While a vaccine can help protect against a given virus, it does not address the underlying systemic causes, nor does it bring about a paradigm shift in how we think of food, the unity between the mental and physical states, and public health in their wider context as inherently political phenomena.
The rhetoric of social responsibility is insincere, for it does not consider its own implications and puts the blame wholly on private persons for faults that are not entirely their own. If you claim that all people have a duty towards others, then that means they possess the agency to fully carry on such a task in pursuit of the betterment of their own condition. And if that is so, then you must be prepared to deal with the consequences, such as those who are healthy openly opposing, say, overweight and obese persons on the premise that the latter group—those who also have the aforementioned moral agency—do not assume responsibility for their own health and so nor should the former. The argument applies equally to cases where such a fully capable agent realises that they do not need the government in order to realise their potential for taking care of their health and, a fortiori, are not obliged to follow the exhortations of some bureaucrat, public intellectual, or whatnot. In other words, the social responsibility bandwagon is a distraction from the persistent, system-wide problems. It risks turning groups of people against each other, while those at the top continue unencumbered with business as usual.

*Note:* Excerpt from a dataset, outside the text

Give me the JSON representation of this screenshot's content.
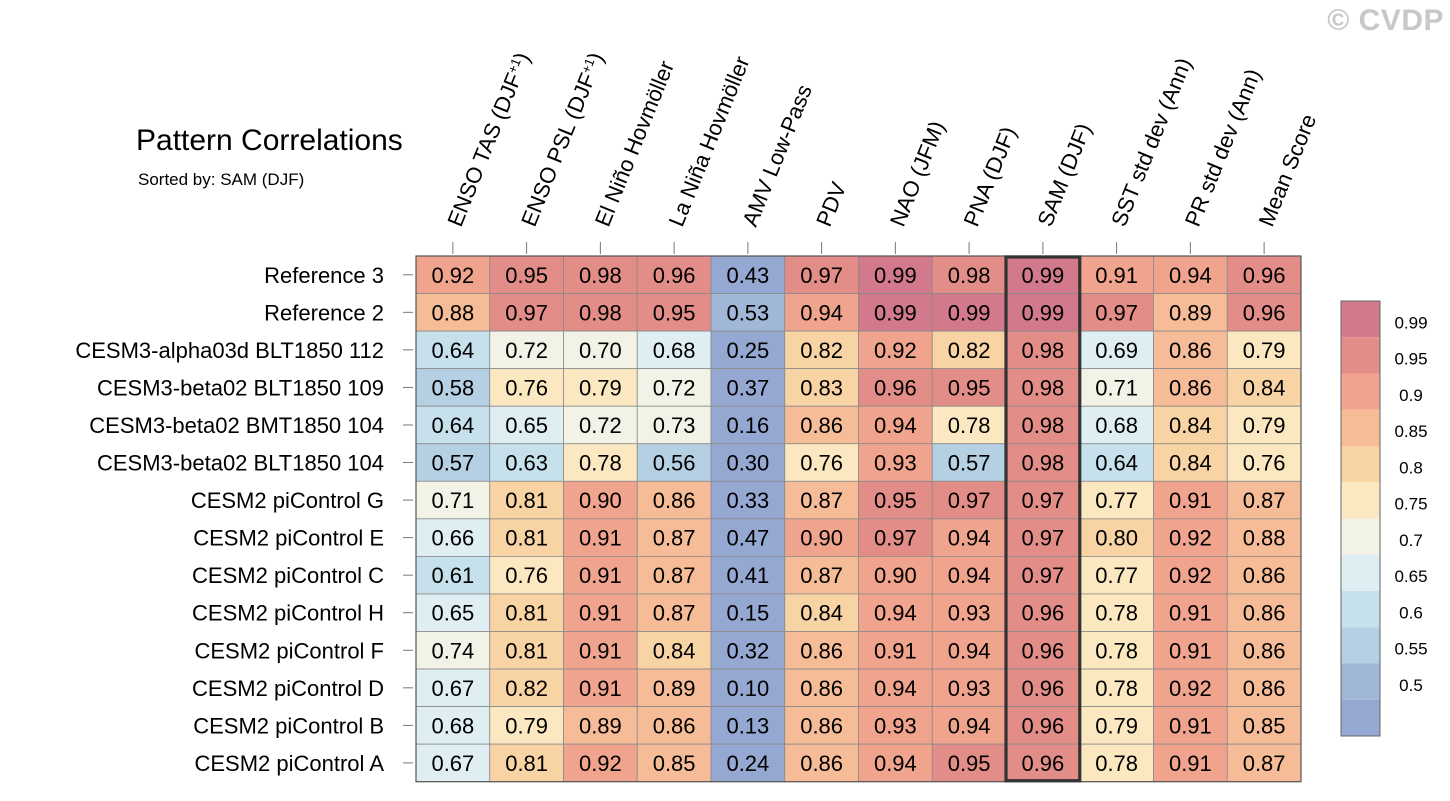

If you want to insist on the morality theme, there exists personal duty of a different sort: that of recognising the truth of the case and helping move things towards a different direction altogether that is respectful of humanity as a whole and all other life forms in a spirit of sustainability.
We all have the means to resist being mistreated by a status quo that has made fiscal growth its sole guiding principle. To take care of yourself is to make a minor revolution. Every little bit counts. It all starts from small beginnings, though commitment to it will have a cumulative effect. Be prepared to enact change. Stop eating sweets. Zero! No more soft drinks. Dispose of all junk food. Walk and be active. Strive for a balanced lifestyle that is consistent with natural cycles. You get the idea. Resist advertisers who want you to spend all your disposable income on stuff you do not need. Hold on to your possessions for as long as they last. In short, say “no” to those who profiteer from your bad habits and seek out knowledge on how to improve the quality of what you buy. Establish networks to promote your goals and support each other.
Once you assume responsibility and adopt a purposeful stance towards life, you will soon realise how everything is connected and that you cannot decouple health from politics, politics for economics, economics from social organisation. You will also understand on your own what else needs to be done to break the mould you currently find yourself in. Let the prevailing conditions serve as a reminder that we were in trouble long before the pandemic broke out and that the real solution, the one which guarantees that we have learnt from past mistakes and are thus prepared to act decisively, requires thoroughgoing reforms across the board.